The Task Force’s report and recommendations outline how governments, businesses and other stakeholders can work together to strengthen Canada’s economic capacity, accelerate growth and spur investment for the benefit of all citizens. At the same time, it calls on employers to enhance Canada’s human potential by embracing diversity and inclusion in the workplace, promoting mental health and supporting a more skilled and innovative workforce.
The report recommends that the government modernizes the regulatory environment, prioritizes nationally significant infrastructure projects, modernizes and simplifies the tax system, rethinks Canadian foreign policy for a changing world, increases immigration inflows to build the future labour force Canada needs and develops a national resource and climate strategy.
Of these recommendations we believe that regulatory modernization has the greatest potential to improve the lives of citizens, drive innovation and enhance business activity across the board. During our consultations, participants cited inefficient regulation as the single greatest obstacle to Canadian competitiveness and economic growth. Every government pays lip service to red-tape reduction, and now and then there are moves in the right direction. Yet the regulatory environment continues to increase in both complexity and unpredictability, creating unnecessary barriers to innovation and growth. It is time for a new approach.
As Canada’s largest employers, our members are committed to doing their part to nurture Canada’s workforce. That includes improving labour force participation among Indigenous people, encouraging greater diversity and inclusion in the workplace, promoting the adoption of proven mental health strategies by businesses of all sizes, investing in employee learning and development, expanding career opportunities for young Canadians and supporting the next generation of Canadian innovators and entrepreneurs.

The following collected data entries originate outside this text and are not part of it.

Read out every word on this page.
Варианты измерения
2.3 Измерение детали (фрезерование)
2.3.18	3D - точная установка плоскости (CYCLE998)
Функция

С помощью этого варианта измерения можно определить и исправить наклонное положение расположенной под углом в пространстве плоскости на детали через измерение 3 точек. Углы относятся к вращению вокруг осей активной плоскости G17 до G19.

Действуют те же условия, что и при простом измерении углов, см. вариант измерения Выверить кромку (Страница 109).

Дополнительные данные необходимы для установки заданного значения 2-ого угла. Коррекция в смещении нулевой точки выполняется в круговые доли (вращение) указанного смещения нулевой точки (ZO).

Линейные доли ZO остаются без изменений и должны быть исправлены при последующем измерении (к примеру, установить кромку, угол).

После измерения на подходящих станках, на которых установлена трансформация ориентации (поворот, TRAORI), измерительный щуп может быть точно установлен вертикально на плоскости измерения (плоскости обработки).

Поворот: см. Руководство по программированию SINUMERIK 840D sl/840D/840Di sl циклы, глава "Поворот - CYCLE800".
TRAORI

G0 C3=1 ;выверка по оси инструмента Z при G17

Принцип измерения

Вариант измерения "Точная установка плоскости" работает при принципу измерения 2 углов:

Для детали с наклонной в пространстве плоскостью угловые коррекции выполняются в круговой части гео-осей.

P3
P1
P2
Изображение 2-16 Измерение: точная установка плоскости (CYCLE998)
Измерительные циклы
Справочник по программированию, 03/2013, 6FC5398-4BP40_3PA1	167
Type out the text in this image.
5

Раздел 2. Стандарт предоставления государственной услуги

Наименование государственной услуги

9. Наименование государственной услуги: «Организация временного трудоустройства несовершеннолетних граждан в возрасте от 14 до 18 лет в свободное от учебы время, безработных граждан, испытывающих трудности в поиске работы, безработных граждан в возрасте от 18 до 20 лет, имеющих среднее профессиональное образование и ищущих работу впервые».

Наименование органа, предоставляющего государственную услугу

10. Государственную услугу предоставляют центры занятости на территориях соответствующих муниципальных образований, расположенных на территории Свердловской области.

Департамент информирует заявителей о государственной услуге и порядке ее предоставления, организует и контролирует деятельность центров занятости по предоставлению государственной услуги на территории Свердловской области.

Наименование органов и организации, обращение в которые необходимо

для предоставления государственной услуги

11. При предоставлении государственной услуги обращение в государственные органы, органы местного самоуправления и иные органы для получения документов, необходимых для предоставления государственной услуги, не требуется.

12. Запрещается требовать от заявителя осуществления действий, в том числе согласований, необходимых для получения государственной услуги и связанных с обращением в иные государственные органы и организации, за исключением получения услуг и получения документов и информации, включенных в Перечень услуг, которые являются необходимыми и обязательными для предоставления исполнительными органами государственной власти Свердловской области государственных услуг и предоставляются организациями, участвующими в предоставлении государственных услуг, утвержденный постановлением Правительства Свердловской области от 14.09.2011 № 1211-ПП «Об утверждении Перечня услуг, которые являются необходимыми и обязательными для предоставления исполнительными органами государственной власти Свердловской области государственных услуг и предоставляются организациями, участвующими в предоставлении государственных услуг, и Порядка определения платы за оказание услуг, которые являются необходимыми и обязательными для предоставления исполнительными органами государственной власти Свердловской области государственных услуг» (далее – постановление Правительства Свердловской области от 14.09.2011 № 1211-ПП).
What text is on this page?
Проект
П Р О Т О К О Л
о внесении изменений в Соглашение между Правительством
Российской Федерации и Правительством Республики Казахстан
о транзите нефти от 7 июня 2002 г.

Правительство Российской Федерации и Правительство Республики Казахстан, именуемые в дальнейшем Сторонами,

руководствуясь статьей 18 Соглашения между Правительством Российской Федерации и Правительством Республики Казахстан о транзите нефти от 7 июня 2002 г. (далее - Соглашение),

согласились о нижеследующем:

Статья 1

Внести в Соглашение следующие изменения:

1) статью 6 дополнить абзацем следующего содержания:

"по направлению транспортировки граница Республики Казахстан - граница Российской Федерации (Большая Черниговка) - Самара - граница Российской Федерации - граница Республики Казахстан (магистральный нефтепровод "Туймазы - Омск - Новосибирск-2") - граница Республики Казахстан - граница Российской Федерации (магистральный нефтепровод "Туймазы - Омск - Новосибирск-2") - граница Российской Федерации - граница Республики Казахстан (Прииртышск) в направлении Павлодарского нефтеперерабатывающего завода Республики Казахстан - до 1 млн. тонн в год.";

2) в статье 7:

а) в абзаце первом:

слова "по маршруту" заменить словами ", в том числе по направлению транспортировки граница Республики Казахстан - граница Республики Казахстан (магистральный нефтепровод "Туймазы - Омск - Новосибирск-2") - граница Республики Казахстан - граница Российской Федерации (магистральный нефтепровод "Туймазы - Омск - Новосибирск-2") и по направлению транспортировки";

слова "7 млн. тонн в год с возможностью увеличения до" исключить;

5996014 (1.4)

Now I recognize that some of the priorities I have just talked about are probably what you would expect to hear from the Business Council of Canada. As I said at the beginning of my remarks, we represent 150 of Canada’s leading companies.
We recognize that as parliamentarians your focus is on building a better future for all Canadians. That means not just large companies but entrepreneurs, small businesses in every part of Canada, indigenous-owned firms, innovators of all kinds.
In other words, we have challenged ourselves to focus on the broader interests of Canadians, today and in the future. Tomorrow we plan to release a statement in partnership with the Canadian Council for Aboriginal Business, the Canadian Federation of Independent Business, the Canadian Chamber of Commerce, and Canadian Manufacturers & Exporters. Collectively, the member companies of these five organisations employ millions of Canadians in every corner of this country and every part of the private sector.
Now these five organisations don’t always agree on the same priorities, but we are coming together because we all recognize that without a healthy and growing economy, our society and our governments will not be able to afford the vital programs and services that Canadians depend on. And without a healthy and growing economy, our children and our grandchildren will not be able to look forward to a better future.
I look forward to any questions you may have. Thank you for the opportunity to address your Committee.